His main rival is Davit Bakradze of Saakashvili’s United National Movement.
Polling stations have been set up abroad, including in Afghanistan, where about 1,500 Georgian troops serve in the NATO-led International Security Assistance Force mission.
The sizeable Georgian diaspora in Russia has no chance to vote, however, because Moscow has severed its diplomatic ties with Tbilisi since the 2008 war over Georgia’s breakaway provinces of Abkhazia and South Ossetia.
Both front-runners pledged to continue Saakashvili’s policy of integration with the European Union and NATO, and have indicated willingness to improve ties with Russia, which have soured under the outgoing president.

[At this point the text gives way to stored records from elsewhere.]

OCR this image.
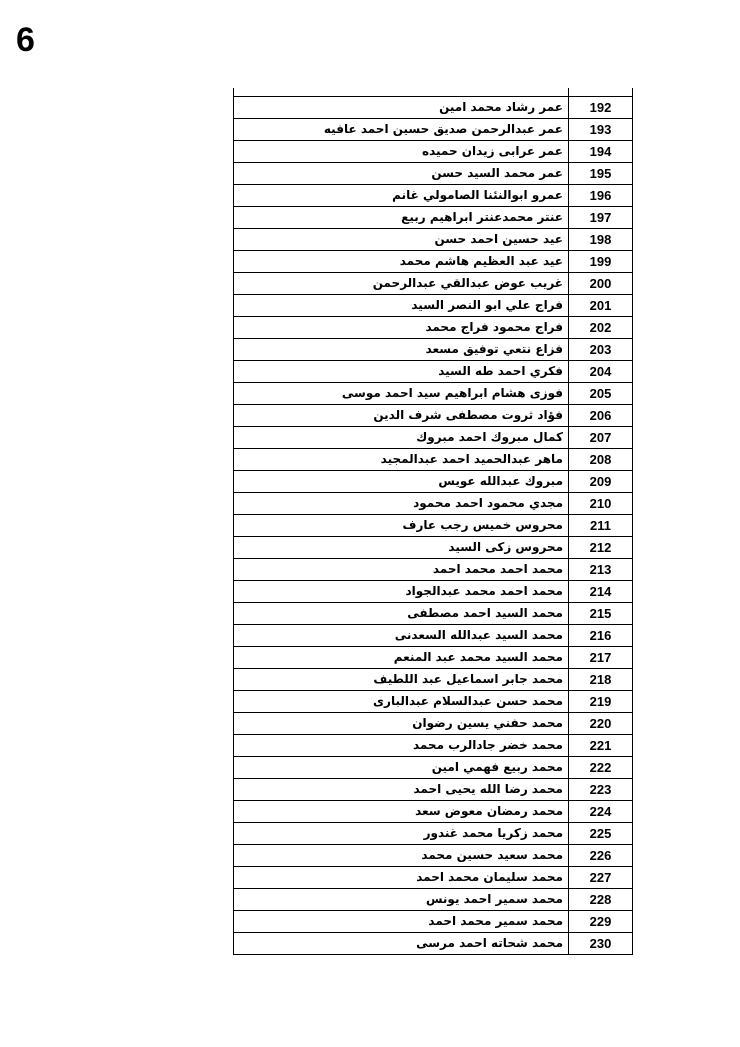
6

عمر رشاد محمد امين	192
عمر عبدالرحمن صديق حسين احمد عافيه	193
عمر عرابى زيدان حميده	194
عمر محمد السيد حسن	195
عمرو ابوالنئنا الصامولي غانم	196
عنتر محمدعنتر ابراهيم ربيع	197
عيد حسين احمد حسن	198
عيد عبد العظيم هاشم محمد	199
غريب عوض عبدالقي عبدالرحمن	200
فراج علي ابو النصر السيد	201
فراج محمود فراج محمد	202
فزاع نتعي توفيق مسعد	203
فكري احمد طه السيد	204
فوزى هشام ابراهيم سيد احمد موسى	205
فؤاد ثروت مصطفى شرف الدين	206
كمال مبروك احمد مبروك	207
ماهر عبدالحميد احمد عبدالمجيد	208
مبروك عبدالله عويس	209
مجدي محمود احمد محمود	210
محروس خميس رجب عارف	211
محروس زكى السيد	212
محمد احمد محمد احمد	213
محمد احمد محمد عبدالجواد	214
محمد السيد احمد مصطفى	215
محمد السيد عبدالله السعدنى	216
محمد السيد محمد عبد المنعم	217
محمد جابر اسماعيل عبد اللطيف	218
محمد حسن عبدالسلام عبدالبارى	219
محمد حفني يسين رضوان	220
محمد خضر جادالرب محمد	221
محمد ربيع فهمي امين	222
محمد رضا الله يحيى احمد	223
محمد رمضان معوض سعد	224
محمد زكريا محمد غندور	225
محمد سعيد حسين محمد	226
محمد سليمان محمد احمد	227
محمد سمير احمد يونس	228
محمد سمير محمد احمد	229
محمد شحاته احمد مرسى	230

Columbia Law School graduate Saakashvili enjoyed broad public support early in his term due to his successful reforming of the state bureaucracy and police.
But his approval rating stood at 22 percent this year, compared to 74 percent in 2011, according to a Gallup survey from July.
Saakashvili was not allowed to run for a third term, although there has been speculation that he planned to remain in power as prime minister, capitalizing on reforms that gave more power to the parliament and the executive wing.
That scenario was dashed in October, when the United National Movement was trounced in parliamentary polls by the Georgian Dream, led by tycoon Bidzina Ivanishvili.
Ivanishvili, whose fortune was this year put by Forbes magazine at $.5.5 billion, became prime minister after the election. He has said he plans to quit politics after the presidential vote.